Insomniac City: New York, Oliver, and Me
- Author: Bill Hayes
- Subject: Oliver Sacks, Bill Hayes, New York City
- Genre: memoir
- Publisher: Bloomsbury
- Publication date: February 14, 2017
- Pages: 291
- ISBN: 978-1-62040-495-9 (first edition)
- OCLC: 971246712
- Website: https://www.billhayes.com/book/insomniac-city-new-york-oliver-and-me/

= Insomniac City =

2017 memoir by Bill Hayes

Insomniac City: New York, Oliver, and Me (also subtitled New York, Oliver Sacks, and Me) is a 2017 memoir by writer and photographer Bill Hayes, primarily recounting his life in New York City and his romantic relationship with neurologist and writer Oliver Sacks over the last seven years of Sacks' life. The book is composed of vignettes narrated in prose, interspersed with poetry and diary entries, and is illustrated with Hayes' photographs.

==Synopsis==
===Relationship with Sacks===
In 2009, following the sudden death of his partner of sixteen years, Hayes rented out his San Francisco apartment and moved to New York City.

Hayes had had a passing social relationship with the neurologist Oliver Sacks, who had written him in 2008 to praise his book The Anatomist. When Hayes moved to New York, his relationship with Sacks – a fellow insomniac, and at 75 nearly thirty years his senior – soon turned romantic. Sacks had hidden his homosexuality from most people, and had lived a largely celibate life; at the start of his relationship with Hayes, it had been three and a half decades since his last romantic encounter. Hayes eventually moved into Sacks' building, though they maintained separate apartments.

In Insomniac City, Hayes reverently describes Sacks' unique and curious mind. The two would use marijuana together (Sacks preferred edibles), and Sacks would report on vivid visual hallucinations, partly owing to his significantly impaired eyesight. Sacks was an eccentric: he was fascinated by the chemical elements, insisted on wearing swim goggles to open a bottle of champagne, and was utterly unaware of popular culture (he did not know who Michael Jackson was). He enjoyed playing classical piano, and the couple shared a love of music. They would often visit botanical gardens, and the mineralogy collection at the American Museum of Natural History. Hayes' book is peppered with Sacks' idiosyncratic musings: "Are you conscious of your thoughts before language embodies them?" Of Hayes, he said "I've suddenly realized what you mean to me: you create the need which you fill, the hunger you sate.

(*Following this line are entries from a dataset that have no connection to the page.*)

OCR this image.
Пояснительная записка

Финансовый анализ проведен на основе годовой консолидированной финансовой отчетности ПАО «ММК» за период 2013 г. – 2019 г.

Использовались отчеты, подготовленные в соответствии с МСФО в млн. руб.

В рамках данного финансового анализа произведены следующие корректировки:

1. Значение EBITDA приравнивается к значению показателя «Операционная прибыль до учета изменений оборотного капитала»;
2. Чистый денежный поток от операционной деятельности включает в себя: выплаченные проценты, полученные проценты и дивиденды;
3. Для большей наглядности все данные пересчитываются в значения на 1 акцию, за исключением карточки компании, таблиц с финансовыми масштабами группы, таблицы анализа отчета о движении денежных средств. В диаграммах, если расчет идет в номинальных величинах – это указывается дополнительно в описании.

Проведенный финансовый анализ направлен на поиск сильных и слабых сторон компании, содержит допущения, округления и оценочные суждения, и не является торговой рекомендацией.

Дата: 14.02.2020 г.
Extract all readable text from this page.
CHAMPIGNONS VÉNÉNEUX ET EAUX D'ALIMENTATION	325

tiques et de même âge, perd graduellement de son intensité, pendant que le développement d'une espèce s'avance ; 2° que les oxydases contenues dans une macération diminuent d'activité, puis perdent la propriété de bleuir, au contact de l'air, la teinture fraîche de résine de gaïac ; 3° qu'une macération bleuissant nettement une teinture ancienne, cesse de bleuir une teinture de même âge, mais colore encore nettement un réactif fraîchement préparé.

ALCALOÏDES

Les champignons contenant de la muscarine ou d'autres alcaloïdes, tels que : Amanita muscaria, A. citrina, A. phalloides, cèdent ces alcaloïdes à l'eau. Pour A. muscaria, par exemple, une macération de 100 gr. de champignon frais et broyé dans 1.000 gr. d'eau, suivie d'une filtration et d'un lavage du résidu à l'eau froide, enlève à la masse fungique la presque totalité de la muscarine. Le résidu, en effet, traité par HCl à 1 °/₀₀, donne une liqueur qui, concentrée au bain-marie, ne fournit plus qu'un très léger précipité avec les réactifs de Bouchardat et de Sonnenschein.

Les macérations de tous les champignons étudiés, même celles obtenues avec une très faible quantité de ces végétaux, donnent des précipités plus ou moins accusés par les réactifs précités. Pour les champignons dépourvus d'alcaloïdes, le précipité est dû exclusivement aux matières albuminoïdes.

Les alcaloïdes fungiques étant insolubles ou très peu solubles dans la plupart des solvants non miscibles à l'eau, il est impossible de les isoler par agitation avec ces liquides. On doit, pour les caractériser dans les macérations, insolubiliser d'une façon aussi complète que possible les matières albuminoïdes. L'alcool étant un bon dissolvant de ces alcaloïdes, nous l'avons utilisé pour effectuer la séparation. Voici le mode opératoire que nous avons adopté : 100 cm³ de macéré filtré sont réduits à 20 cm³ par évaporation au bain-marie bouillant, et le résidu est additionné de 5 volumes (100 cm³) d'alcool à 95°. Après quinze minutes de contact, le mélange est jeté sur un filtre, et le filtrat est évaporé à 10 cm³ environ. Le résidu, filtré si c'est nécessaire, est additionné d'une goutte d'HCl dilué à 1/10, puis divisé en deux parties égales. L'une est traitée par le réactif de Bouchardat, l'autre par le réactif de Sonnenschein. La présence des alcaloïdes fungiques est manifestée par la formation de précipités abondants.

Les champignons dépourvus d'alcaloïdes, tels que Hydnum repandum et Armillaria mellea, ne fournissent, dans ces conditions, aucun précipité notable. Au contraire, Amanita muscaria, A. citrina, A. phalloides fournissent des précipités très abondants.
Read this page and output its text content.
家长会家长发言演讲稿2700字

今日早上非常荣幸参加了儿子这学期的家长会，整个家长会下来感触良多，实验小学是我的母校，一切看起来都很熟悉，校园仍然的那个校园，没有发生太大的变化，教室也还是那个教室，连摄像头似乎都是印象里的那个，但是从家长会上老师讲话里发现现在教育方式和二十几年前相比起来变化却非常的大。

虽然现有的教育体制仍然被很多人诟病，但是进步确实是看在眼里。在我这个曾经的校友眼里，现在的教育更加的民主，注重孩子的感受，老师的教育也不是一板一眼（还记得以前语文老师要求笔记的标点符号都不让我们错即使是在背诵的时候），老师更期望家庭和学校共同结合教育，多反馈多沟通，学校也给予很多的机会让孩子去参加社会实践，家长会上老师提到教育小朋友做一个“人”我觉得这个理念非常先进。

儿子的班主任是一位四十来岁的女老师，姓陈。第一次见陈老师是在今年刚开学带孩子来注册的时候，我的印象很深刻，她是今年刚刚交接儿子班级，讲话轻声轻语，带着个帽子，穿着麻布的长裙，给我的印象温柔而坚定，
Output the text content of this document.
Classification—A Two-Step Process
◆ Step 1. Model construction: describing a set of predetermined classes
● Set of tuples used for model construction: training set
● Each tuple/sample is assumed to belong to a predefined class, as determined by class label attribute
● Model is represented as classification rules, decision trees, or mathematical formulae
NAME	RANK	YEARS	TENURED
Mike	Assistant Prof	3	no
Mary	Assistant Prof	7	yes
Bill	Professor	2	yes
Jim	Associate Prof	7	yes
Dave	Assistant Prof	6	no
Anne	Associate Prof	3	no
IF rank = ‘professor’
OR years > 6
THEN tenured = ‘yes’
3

Like Jesus. And Kierkegaard. And smoked trout..."

Hayes began keeping a diary at Sacks' suggestion. He describes caring for Sacks, who suffered a number of age-related infirmities, including sciatica, a bad knee, and significant hearing loss. He writes, "I help him get ready for bed – 'de-sock' him, fill his water bottle, bring him his sleeping tablets, make sure he has something to read."

===Sacks' death===
In early 2015, Sacks was diagnosed with terminal liver cancer, a recurrence of a rare ocular melanoma which had afflicted him nine years earlier. He read his own CT scan and determined the diagnosis himself. He declared his wish to avoid heroic life-prolonging measures, preferring to focus on living and working in as much comfort as possible in the time he had. He committed himself to finishing numerous writings, telling Hayes, "writing is more important than pain." Sacks made his diagnosis public with an essay in the New York Times on February 19, 2015.

In 2015, Sacks' autobiography On the Move: A Life was published. In it, he publicly revealed his homosexuality, and described his relationship with Hayes, to whom he dedicated the book. The publication date was moved up so that Sacks could see the book released. Sacks died on August 30, 2015, aged 82, at his New York home, with Hayes at his side.

===Relationship with New York City===
Throughout Hayes' memoir, he documents his relationship with New York City: he describes his feelings about various subway lines, the changing of seasons, and his brief encounters with an assortment of characters – shopkeepers, skateboarding teens, street artists, and homeless people – who are often his photographic subjects. Hayes writes of New York, "It requires a certain kind of unconditional love to love living here. But New York repays you in time in memorable encounters, at the very least."

==Reception==
Kirkus Reviews called Insomniac City "a unique and exuberant celebration of life and love". The New York Times described Hayes' poetry as "pedestrian", but his photographic portraits as "frank, beautiful, bewitching". Brain Pickings called the book a "dual love letter...a lyrical reminder that happiness and heartache are inseparably entwined".

The book was named to Amazon's "best biographies and memoirs of 2017" list. It has been translated into Korean.

==Film adaptation==

Hayes has completed a screenplay for a film adaptation of Insomniac City, in development by Brouhaha Entertainment as of December 2024.